Despite it being the second largest centre in the Tasman Region, I was never really aware of Motueka until I visited it in the summer of 2020. Helped by glorious weather (it is one of the sunniest places in New Zealand) I found it a lovely place to explore.
Trying to find somewhere to park up to eat my lunch I randomly found the beautiful Motueka Inlet.
Which is surrounded by the 4km Motueka Inlet Walkway, opened in 2012 as a dual use cycling and pedestrian walkway.
On the nearby coast the Motueka Saltwater Baths are a safe enclosed area for swimming, or sunbathing on the surrounding deck.

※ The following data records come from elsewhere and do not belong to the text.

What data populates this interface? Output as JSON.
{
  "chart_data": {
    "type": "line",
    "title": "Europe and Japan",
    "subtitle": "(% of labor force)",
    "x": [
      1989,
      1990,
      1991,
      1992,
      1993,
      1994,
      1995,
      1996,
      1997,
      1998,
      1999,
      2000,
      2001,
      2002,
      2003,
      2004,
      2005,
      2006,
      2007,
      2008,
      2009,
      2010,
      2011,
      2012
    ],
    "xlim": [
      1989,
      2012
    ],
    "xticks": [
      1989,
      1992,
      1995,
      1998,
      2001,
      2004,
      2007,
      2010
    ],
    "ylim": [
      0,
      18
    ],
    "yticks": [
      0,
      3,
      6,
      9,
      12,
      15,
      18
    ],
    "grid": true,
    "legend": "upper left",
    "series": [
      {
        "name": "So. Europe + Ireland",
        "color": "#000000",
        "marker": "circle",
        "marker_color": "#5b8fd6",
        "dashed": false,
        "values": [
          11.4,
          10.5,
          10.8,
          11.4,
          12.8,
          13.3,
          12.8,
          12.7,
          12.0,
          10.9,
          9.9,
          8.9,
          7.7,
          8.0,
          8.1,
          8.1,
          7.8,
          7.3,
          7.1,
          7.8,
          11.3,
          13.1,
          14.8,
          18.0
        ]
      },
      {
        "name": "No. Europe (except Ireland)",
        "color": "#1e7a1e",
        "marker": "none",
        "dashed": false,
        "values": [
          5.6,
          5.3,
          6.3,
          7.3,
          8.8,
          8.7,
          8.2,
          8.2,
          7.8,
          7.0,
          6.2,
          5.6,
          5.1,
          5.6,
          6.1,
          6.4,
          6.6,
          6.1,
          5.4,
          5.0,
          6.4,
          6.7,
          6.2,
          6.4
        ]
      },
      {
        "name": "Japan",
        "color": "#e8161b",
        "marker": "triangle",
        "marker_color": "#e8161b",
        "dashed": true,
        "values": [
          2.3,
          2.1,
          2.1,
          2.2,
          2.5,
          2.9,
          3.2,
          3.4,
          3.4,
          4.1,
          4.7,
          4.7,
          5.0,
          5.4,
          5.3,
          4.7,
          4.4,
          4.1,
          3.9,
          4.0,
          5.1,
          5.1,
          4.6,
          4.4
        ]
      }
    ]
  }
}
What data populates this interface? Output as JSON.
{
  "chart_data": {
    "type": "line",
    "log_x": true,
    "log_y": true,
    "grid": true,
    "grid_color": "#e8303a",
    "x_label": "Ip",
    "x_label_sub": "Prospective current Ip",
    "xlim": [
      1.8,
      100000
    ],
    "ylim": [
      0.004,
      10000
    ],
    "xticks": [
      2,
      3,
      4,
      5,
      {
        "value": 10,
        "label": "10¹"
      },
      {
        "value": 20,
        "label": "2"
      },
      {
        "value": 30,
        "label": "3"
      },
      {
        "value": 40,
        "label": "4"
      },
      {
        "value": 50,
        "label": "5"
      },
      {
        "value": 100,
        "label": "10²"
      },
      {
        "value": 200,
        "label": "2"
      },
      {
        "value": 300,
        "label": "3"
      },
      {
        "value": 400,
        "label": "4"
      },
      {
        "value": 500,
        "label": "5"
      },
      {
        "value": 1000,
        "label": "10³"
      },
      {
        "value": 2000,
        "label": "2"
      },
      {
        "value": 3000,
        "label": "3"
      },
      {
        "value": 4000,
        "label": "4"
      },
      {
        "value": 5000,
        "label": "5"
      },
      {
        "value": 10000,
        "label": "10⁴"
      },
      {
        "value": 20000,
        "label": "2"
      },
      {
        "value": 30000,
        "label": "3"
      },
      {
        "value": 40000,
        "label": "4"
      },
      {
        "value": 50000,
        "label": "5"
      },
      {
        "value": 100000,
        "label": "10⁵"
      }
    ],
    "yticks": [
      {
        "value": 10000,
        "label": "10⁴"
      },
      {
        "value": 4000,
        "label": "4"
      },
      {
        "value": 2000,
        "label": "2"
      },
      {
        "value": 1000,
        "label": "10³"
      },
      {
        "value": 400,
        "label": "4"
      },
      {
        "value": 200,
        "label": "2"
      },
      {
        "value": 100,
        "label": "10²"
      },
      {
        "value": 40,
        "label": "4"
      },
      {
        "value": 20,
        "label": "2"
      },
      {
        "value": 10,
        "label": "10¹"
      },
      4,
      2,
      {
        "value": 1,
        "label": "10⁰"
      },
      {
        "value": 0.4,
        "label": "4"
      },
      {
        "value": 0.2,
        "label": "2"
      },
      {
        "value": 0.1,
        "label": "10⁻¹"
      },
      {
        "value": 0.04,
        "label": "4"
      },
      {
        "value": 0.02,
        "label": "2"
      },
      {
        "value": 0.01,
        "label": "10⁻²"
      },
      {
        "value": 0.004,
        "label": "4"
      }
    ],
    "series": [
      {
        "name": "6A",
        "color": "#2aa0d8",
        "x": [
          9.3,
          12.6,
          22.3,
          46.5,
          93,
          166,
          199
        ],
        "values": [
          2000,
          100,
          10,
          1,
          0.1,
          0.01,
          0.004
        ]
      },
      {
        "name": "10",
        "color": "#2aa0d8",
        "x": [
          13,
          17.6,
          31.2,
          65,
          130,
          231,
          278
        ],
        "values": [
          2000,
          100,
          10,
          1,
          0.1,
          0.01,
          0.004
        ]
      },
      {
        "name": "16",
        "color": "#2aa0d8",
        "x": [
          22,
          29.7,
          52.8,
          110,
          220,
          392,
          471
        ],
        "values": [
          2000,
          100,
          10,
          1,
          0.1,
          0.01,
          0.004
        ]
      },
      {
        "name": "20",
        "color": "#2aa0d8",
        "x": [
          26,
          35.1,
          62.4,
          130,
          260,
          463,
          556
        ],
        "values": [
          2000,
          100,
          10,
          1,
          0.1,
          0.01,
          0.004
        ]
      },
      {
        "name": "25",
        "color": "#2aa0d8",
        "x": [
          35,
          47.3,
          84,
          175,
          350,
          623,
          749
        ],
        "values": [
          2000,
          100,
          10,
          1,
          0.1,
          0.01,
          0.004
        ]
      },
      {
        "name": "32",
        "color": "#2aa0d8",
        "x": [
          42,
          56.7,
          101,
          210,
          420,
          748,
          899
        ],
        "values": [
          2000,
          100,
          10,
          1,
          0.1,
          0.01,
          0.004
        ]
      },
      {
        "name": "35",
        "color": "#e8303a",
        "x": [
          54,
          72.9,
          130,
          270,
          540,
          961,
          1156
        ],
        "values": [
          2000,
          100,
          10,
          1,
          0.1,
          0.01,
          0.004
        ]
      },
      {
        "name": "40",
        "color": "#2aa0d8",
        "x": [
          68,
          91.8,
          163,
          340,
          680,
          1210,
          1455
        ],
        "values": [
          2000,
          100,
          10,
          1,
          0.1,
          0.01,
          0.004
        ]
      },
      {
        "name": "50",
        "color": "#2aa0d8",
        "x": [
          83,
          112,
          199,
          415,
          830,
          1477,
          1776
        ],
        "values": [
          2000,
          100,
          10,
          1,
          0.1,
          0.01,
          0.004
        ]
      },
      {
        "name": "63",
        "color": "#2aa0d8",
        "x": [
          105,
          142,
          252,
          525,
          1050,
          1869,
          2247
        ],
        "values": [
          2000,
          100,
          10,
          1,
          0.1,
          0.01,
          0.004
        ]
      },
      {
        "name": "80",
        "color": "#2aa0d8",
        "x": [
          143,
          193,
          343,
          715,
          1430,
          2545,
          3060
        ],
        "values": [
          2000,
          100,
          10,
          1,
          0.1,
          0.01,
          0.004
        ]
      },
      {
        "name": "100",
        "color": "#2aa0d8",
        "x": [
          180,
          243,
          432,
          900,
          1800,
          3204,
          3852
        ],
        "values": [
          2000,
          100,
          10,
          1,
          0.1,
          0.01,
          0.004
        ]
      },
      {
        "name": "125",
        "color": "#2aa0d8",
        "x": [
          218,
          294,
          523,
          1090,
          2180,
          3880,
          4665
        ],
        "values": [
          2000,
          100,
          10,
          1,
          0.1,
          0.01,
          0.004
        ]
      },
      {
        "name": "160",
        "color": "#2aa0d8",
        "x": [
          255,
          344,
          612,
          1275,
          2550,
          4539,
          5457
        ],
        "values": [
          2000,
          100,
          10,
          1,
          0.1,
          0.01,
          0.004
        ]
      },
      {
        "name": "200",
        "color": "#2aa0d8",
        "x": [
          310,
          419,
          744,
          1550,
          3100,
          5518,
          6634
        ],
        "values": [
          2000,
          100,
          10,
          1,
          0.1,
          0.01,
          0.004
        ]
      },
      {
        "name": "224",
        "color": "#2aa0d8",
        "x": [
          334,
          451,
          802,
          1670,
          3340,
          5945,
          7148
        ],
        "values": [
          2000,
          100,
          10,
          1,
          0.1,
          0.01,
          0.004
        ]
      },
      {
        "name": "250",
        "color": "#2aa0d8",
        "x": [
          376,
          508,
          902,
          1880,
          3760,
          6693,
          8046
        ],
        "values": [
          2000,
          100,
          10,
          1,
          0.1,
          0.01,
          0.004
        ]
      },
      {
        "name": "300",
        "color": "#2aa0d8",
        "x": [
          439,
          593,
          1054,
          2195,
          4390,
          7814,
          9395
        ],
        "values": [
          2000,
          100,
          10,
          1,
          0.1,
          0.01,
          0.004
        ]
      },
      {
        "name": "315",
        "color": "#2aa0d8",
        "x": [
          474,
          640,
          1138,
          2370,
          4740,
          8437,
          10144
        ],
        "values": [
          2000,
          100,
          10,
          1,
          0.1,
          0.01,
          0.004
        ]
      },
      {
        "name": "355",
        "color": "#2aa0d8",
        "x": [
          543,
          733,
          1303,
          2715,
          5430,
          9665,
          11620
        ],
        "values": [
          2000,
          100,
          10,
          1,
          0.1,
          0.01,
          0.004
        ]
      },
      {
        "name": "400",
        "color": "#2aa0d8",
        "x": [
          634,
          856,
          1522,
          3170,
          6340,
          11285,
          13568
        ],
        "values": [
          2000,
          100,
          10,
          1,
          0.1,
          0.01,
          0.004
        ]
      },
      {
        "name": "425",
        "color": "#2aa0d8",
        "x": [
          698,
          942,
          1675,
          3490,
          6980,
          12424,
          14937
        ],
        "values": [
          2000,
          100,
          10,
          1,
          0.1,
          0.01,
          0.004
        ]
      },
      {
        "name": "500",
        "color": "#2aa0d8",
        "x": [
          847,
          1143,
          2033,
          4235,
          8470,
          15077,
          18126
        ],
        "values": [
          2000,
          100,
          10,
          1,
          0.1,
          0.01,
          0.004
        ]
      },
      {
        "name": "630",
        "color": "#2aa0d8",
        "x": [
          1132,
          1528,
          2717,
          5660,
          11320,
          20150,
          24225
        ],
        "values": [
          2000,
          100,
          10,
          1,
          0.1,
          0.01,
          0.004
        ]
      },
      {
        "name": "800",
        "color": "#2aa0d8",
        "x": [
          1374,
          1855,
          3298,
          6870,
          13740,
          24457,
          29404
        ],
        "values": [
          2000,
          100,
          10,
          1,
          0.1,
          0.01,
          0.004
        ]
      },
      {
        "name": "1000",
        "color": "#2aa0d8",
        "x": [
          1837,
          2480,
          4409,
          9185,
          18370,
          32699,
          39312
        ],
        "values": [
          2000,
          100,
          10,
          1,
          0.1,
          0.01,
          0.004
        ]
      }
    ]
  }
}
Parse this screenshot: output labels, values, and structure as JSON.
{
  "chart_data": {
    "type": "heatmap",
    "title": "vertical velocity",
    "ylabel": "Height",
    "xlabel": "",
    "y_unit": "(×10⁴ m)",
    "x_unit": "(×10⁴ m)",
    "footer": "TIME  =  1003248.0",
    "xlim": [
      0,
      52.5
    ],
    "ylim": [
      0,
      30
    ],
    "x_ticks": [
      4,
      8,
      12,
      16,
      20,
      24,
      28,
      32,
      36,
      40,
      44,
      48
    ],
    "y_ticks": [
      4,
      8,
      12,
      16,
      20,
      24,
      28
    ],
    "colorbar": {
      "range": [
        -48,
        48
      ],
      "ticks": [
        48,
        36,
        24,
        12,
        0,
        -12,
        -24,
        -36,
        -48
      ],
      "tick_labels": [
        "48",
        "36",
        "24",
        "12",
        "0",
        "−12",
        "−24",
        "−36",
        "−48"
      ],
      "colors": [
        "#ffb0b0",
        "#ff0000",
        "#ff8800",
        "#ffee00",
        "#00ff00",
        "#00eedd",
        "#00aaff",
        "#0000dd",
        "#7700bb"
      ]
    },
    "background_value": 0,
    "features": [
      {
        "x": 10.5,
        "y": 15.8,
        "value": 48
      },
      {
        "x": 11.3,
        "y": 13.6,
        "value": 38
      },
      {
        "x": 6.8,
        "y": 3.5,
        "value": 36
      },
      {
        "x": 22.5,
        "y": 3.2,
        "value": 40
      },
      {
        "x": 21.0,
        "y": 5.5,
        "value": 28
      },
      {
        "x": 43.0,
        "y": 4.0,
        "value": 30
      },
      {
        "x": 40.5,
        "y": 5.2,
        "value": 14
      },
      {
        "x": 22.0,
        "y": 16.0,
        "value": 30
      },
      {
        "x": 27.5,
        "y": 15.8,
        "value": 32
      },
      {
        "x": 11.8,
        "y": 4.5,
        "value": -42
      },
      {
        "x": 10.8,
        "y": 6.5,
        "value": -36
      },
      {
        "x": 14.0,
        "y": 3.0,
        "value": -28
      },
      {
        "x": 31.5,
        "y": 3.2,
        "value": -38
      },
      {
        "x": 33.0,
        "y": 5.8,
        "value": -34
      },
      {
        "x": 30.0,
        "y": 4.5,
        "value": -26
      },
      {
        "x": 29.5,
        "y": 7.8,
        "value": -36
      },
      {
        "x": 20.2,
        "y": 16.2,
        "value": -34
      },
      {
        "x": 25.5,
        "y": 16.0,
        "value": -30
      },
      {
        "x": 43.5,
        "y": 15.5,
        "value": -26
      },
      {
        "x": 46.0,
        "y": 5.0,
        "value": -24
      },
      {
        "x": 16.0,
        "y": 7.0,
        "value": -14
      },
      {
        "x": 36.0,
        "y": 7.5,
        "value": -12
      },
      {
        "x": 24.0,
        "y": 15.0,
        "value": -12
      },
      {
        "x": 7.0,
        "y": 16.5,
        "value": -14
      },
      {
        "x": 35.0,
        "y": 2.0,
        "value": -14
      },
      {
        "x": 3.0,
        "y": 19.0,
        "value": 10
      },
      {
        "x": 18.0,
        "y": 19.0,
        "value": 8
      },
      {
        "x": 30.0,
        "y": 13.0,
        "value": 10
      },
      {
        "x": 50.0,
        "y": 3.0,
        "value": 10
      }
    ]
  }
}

The sea looked pretty appealing from here as well.
A highlight was the shipwreck of the Janie Seddon. Built as a submarine mining vessel, she served in both World Wars before being converted unsuccessfully into a fishing vessel. She was laid up at the Motueka Wharf, sank a few years later and was abandoned. She’s now a super photogenic sight at low tide.
Particularly when I discovered blocks laid in the mud so I could safely get closer to her without disappearing into the mud.
I revisited her a few days later when the tide was in, not quite as photogenic…
Pethybridge Rose Garden was a rather lovely spot, even out of season when the roses had finished flowing. It was developed in memory of Charles Edward Pethybridge, who spent 50 years working for the tobacco company W.D & H.O Wills. It was opened in 1964 after a residential section was bought and turned into the gardens. He was a prominent member of the local community, including Rotary.
The Kiyosato Japanese Gardens were built to celebrate the sister town relationship between Motueka and Kiyosato in Japan.
To finish with views from Motueka looking toward the Wharepapa / Arthur Range in Kahurangi National Park, the largest national park in New Zealand.